Im Foyer des Rathauses wird seit Wochen emsig gebohrt und gehämmert. Dort, wo früher die Poststelle war, soll künftig das Bürgerbüro einziehen. Damit kommt zusammen, was zusammengehört. "Jetzt wird der erste Schritt der Rathaus-Zentralisierung vollzogen", freut sich die Verwaltungsspitze. Und dass sich die Arbeiten um acht Wochen verzögert haben, stört die Verantwortlichen dabei nicht. "Wir bleiben im Kostenrahmen von 280 000 Euro."

Der 1. Januar war als Umzugstermin vorgesehen. "Wegen Lieferschwierigkeiten konnten wir ihn nicht einhalten. Wir hatten jedoch zuvor schon – dank der gewohnten Kooperationsbereitschaft der Sparkasse – einen zeitlichen Puffer für die angemieteten Räume an der Hindenburgstraße einkalkulieren können", sagt Bürgermeister Heinz Josef Dick auf Anfrage. Fest steht für ihn jetzt aber: "Der 1. März wird gehalten. Baulich ist alles gut vorangeschritten", gibt sich Dick zufrieden.

Der Durchbruch im Foyer ist längst erfolgt. Damit Platz für das neue Bürgerbüro geschaffen werden konnte, musste bereits im August ein tragender Pfeiler weichen. Die Wände sind allesamt verputzt und tapeziert, der Teppich größtenteils verlegt. Was noch fehlt – das sind die Möbel.

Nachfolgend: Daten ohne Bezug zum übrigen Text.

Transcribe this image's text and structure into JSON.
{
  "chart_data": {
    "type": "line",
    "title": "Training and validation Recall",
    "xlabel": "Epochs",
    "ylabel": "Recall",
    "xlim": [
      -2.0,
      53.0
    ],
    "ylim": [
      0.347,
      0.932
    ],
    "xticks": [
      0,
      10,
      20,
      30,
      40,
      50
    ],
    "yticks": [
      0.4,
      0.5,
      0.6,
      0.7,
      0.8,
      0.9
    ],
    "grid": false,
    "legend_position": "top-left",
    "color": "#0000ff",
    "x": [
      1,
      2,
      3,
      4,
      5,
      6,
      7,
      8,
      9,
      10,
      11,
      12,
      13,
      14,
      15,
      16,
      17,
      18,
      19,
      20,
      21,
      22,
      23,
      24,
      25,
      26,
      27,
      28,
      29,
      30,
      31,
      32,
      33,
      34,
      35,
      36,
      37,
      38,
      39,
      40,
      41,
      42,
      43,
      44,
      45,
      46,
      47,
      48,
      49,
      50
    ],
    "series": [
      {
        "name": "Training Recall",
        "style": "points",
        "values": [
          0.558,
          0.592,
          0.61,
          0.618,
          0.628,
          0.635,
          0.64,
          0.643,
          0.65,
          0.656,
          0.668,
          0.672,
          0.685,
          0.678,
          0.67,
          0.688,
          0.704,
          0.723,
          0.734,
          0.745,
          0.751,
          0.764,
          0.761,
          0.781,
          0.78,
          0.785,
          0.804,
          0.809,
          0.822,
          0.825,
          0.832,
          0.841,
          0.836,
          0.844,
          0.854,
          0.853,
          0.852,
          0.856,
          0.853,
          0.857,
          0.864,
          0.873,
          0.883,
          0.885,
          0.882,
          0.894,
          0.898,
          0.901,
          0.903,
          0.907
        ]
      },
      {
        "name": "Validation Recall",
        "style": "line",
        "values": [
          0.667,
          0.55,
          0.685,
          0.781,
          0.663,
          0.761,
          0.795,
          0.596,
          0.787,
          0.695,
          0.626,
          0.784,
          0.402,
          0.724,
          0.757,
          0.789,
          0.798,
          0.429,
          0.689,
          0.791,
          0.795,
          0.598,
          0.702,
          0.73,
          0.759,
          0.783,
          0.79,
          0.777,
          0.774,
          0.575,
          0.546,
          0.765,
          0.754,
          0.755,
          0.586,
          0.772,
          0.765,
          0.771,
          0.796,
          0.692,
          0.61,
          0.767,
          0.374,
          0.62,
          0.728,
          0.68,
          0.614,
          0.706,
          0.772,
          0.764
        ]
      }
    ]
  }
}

Und mit dem Umzug und der Eröffnung des Bürgerbüros hat auch das Suchspiel ein Ende. In den vergangenen Wochen irrten immer wieder Bürger ums Rathaus, auf der Suche nach dem provisorischen Hintereingang. Viele Korschenbroicher, die dort etwas erledigen wollten und der Beschilderung folgten, landeten zunächst auf dem Parkplatz der Post. Nicht jeder kam auf Anhieb auf die Idee, noch einige Meter bis zur nächsten Hausecke weiter zu gehen. Erschwert wurde die Suche nach dem rückwärtigen Eingang auch noch durch die Witterung: Die Hinweisschilder waren zusammengeklappt und festgefroren.

Wer nach dem 1. März ins Rathaus will, hat direkt den neuen Eingang im Blick. Bei dem Umbau wurde in Anlehnung des Wegmann-Konzeptes nämlich auch die Eingangssituation verändert. Wer dann von der Sebastianusstraße zur Verwaltung will, läuft über den neu gestalteten Rathausvorplatz direkt auf den Eingang zu. Dort treffen die Besucher zunächst auf eine Info-Theke. "Von dort aus leiten die Mitarbeiter die Bürger durch die Verwaltung." Mit dem Umzug entfällt für die Stadt auch die Miete an die Sparkasse. "Wir sparen unter dem Strich mit allem 4000 bis 5000 Euro pro Jahr", sagt Bürgermeister Dick.

Das Bürgerbüro fällt in den Zuständigkeitsbereich von Christa Beeck, Amtsleiterin für "Recht, Ordnung, Feuerschutz". Zum Service erklärt sie: "Zwei bis fünf Mitarbeiter sind je nach Stoßzeit vor Ort. Die Dienstleistungen und die Öffnungszeiten bleiben dieselben."